Released: May 14, 2007
Poverty business: profiting from the working poor
Source: Brian Grow & Keith Epstein, BusinessWeek
Roxanne Tsosie decided in late 2005 to pull her life together. She was 28 years old and still lived in her mother’s two-room apartment in a poor neighborhood in southeast Albuquerque known as the War Zone. She survived mostly on food stamps and welfare. The Tsosies are Navajo, and Roxanne’s mother wanted to move back to a reservation in western New Mexico where the family has a dilapidated house lacking electricity and running water. Roxanne, unmarried and with four children of her own, could make out her future, and she didn’t like what she saw.
With only a high school diploma, her employment options were limited. She landed a job as a home-health-care aide for the elderly and infirm. It paid $15,000 a year and required that she have a car to make her rounds of Albuquerque and its rambling desert suburbs. A friend told her about a used-car place called J.D. Byrider Systems Inc.
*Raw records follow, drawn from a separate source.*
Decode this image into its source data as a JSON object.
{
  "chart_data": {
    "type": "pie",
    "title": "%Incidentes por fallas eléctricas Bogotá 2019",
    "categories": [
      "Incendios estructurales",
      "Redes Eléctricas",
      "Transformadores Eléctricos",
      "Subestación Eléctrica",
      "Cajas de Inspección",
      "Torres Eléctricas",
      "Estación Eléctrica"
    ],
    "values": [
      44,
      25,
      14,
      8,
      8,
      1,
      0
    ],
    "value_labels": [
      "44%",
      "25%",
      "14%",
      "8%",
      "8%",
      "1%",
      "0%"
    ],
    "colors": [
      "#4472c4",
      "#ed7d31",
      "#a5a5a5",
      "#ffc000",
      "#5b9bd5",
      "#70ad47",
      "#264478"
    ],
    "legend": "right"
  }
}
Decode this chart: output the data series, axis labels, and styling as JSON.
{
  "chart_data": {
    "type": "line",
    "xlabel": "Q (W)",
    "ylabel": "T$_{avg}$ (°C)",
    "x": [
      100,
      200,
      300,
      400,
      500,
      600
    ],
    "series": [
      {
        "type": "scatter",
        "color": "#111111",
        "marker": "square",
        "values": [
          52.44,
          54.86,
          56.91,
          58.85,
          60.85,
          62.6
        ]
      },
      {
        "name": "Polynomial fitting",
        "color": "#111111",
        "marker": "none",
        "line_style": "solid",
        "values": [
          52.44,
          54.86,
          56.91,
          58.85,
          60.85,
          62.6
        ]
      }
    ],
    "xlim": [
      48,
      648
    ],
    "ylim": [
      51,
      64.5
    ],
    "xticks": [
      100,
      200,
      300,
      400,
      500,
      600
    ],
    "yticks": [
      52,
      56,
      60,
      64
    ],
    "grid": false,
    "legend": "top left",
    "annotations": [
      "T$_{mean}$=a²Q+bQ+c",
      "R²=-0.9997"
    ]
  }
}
The bright orange car lot stands out amid a jumble of payday lenders, pawn shops, and rent-to-own electronics stores on Central Avenue in the War Zone. Signs in Spanish along the street promise “Financiamos a Todos"—Financing for All. On the same day she walked into Byrider, Tsosie drove off, jubilant, in a 1999 Saturn subcompact she bought entirely on credit. “I was starting to think I could actually get things I wanted,” she says.
In recent years, a range of businesses have made financing more readily available to even the riskiest of borrowers.